Consciencing unconscious bias

April 10, 2024

Who has unconscious bias?

Who doesn’t?

Spoiler surprise. No-one does, because if bias was unconscious, you’d be asleep.

So it’s conscious, because you’re awake. What makes it seem unconscious is that you’re NOT AWARE of your bias

One of the factors that leads to diagnostic overshadowing is bias.

The University of Hartfordshire says:

Too often, the training undertaken by clinical staff has not prepared them for working with autistic people and those with learning disabilities in high-pressure environments.

This is particularly pertinent to general healthcare where staff in those settings have “very limited knowledge about learning disability".

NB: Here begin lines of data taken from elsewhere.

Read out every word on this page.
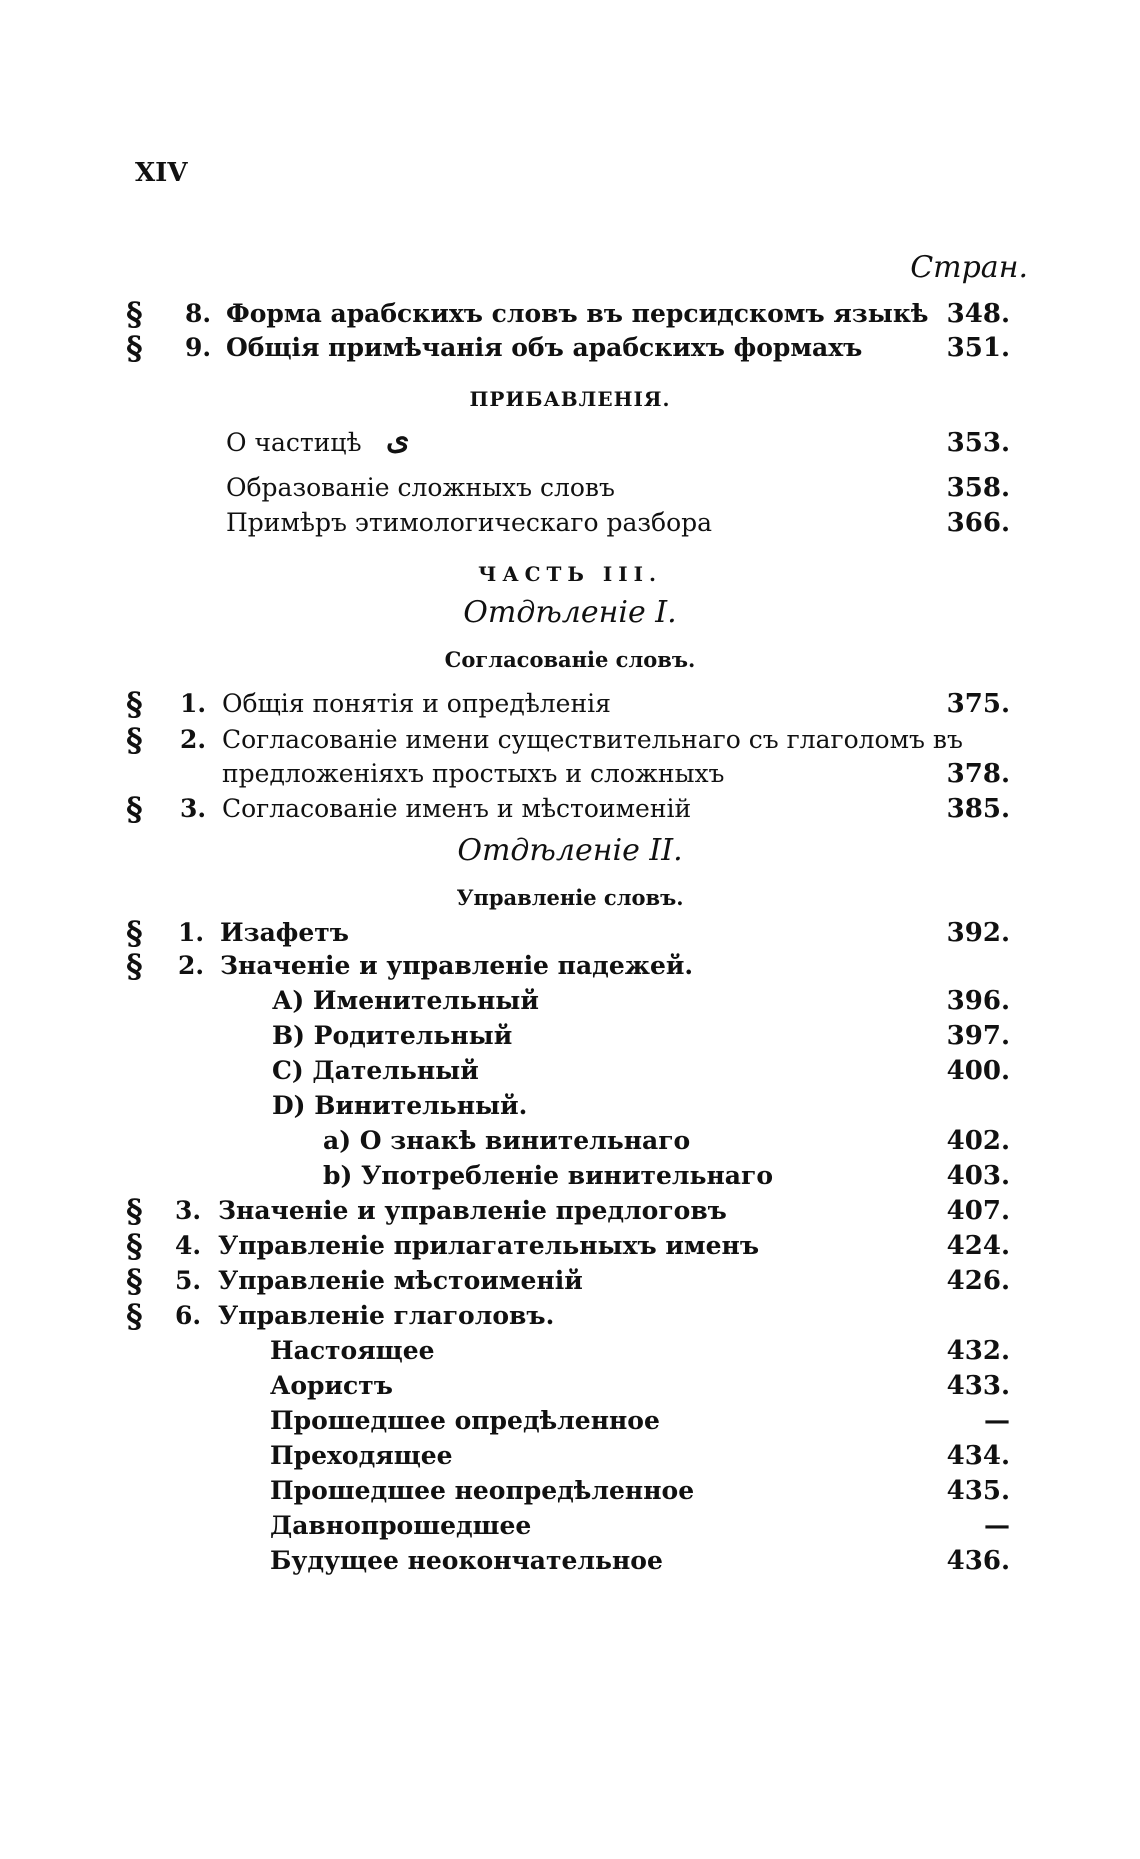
XIV
Стран.
§ 8. Форма арабскихъ словъ въ персидскомъ языкѣ 348.
§ 9. Общія примѣчанія объ арабскихъ формахъ	351.
ПРИБАВЛЕНІЯ.
О частицѣ ی	353.
Образованіе сложныхъ словъ	358.
Примѣръ этимологическаго разбора	366.
ЧАСТЬ III.
Отдѣленіе I.
Согласованіе словъ.
§ 1. Общія понятія и опредѣленія	375.
§ 2. Согласованіе имени существительнаго съ глаголомъ въ
предложеніяхъ простыхъ и сложныхъ	378.
§ 3. Согласованіе именъ и мѣстоименій	385.
Отдѣленіе II.
Управленіе словъ.
§ 1. Изафетъ	392.
§ 2. Значеніе и управленіе падежей.
А) Именительный	396.
В) Родительный	397.
С) Дательный	400.
D) Винительный.
a) О знакѣ винительнаго	402.
b) Употребленіе винительнаго	403.
§ 3. Значеніе и управленіе предлоговъ	407.
§ 4. Управленіе прилагательныхъ именъ	424.
§ 5. Управленіе мѣстоименій	426.
§ 6. Управленіе глаголовъ.
Настоящее	432.
Аористъ	433.
Прошедшее опредѣленное	—
Преходящее	434.
Прошедшее неопредѣленное	435.
Давнопрошедшее	—
Будущее неокончательное	436.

Diagnostic overshadowing occurs when a health professional makes the assumption that autistics and persons with learning disabilities’ behaviour is a part of their disability without exploring other factors.

I think unconscious bias has slipped into our lexicon almost as an excuse to get things wrong. We use it to avoid acknowledging a lack of human rights. We need to do the work of radical self awareness to stop our bias from leading us down the route of diagnostic overshadowing.

Another bias is that mental distress and/or addiction is mainly about the person. We medicate and treat the person.

But what about the environment?

The social model of disability has been around for +60 years — raising awareness of barriers in the environmen that malign people physically.

How about people with mental distress, people with learning disability and autistics?

Do we look at where and how autistics and people with learning disability live and are treated? People say services are often more traumatic than symptoms.

Are your services havens of wellness? Or are they making matters worse?

So I encourage you to call out unconscious bias. Call it what it is - assumptions based on lack of awareness.

And also, please look beyond the diagnosis and to the person and what is happening around them.